XooCode(){

Patient

Patient is a person in a clinical context — the target of a MedicalWebPage, the subject of a case report, or the audience for a medical guideline. It dual-inherits from MedicalAudience (so it fits under medicalAudience) and from Person (so the same node carries name / gender / birthDate).

Full example of schema.org/Patient json-ld markup

The markup is verified as valid with Rich Results Test from Google.

Highlight legend:Required by GoogleRecommendedOptional
schema.org/Patient
<script type="application/ld+json">
{
  "@context": "https://schema.org",
  "@type": "MedicalWebPage",
  "name": "Managing Type 2 Diabetes on Metformin: Patient Guide",
  "medicalAudience": {
    "@type": "Patient",
    "name": "Adults with diagnosed Type 2 diabetes on metformin monotherapy",
    "healthCondition": {
      "@type": "MedicalCondition",
      "name": "Type 2 Diabetes Mellitus",
      "code": {
        "@type": "MedicalCode",
        "codingSystem": "ICD-10",
        "codeValue": "E11"
      }
    },
    "drug": {
      "@type": "Drug",
      "name": "Metformin",
      "nonProprietaryName": "metformin hydrochloride"
    }
  }
}
</script>

Direct properties (3)

  • diagnosis: one or more MedicalCondition nodes representing differential diagnoses.
  • drug: Drug currently prescribed or under consideration.
  • healthCondition: MedicalCondition the patient has been diagnosed with (past tense; use this for confirmed conditions vs the diagnosis working list).

Inherited from MedicalAudience: nothing direct (pass-through).
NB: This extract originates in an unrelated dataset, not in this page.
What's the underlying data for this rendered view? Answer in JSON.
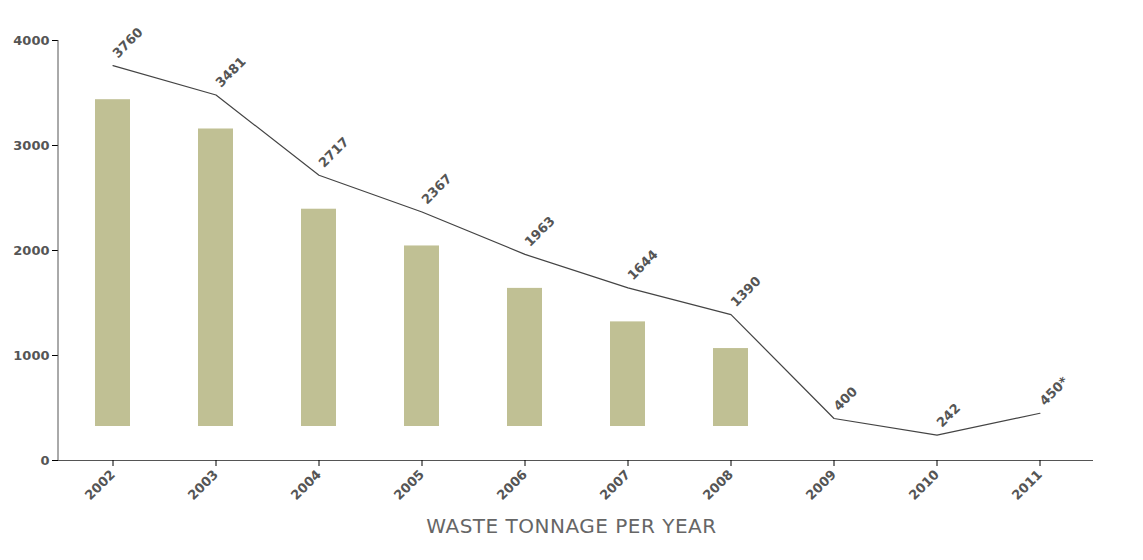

From Person: the full identity set — name, gender, birthDate, height, weight, etc. Note Patient is not an audience for personal-health data; it's the schema.org concept of "a patient in the content", useful for case reports and patient-education content that wants to describe the subject.

Minimal valid version

The smallest markup that still produces a valid Patient entity. Use it as the floor. Reach for the advanced example above when you want search engines and AI agents to understand more about your content.

schema.org/Patient (minimal)
<script type="application/ld+json">
{
  "@context": "https://schema.org",
  "@type": "Patient",
  "name": "Adults with Type 2 diabetes",
  "healthCondition": { "@type": "MedicalCondition", "name": "Type 2 Diabetes Mellitus" }
}
</script>

Google rich results this unlocks

Markup matching this example makes your page eligible for the following Google Search rich results. The primary target drives the required / recommended property classification in the advanced code block above.

  • Medical content (feeds AI citations + health knowledge panels)
    Google docs

Common Patient mistakes

Mistakes that pass validation but silently fail to earn rich results or mislead consumers walking the graph. Avoid these and your markup will be ahead of most sites in the wild.

  1. 01

    Patient for an actual identified person

    Wrong
    Patient with PHI-level detail on a real individual
    Right
    Only use for content audience / case studies; never publish PHI as schema

    Patient is the content concept, not an EHR record. Publishing real patient data as structured data is a HIPAA violation in the US and GDPR in the EU.

  2. 02

    diagnosis and healthCondition mixed up

    Wrong
    Using diagnosis for a confirmed condition
    Right
    diagnosis = differential working list; healthCondition = confirmed

    The distinction matters for case-report authoring tools that render the differential separately from confirmed diagnoses.

  3. 03

    drug as free text

    Wrong
    "drug": "metformin"
    Right
    Drug node with name and nonProprietaryName

    The structured Drug node lets consumers match to the pharmaceutical knowledge graph; free text loses the link.

Also mentioned in 1 other example

Patient also appears in MedicalWebPage. See the full Patient schema page for every reference.

About the example data

A MedicalWebPage case study on Type 2 diabetes management, targeting adult patients already on metformin.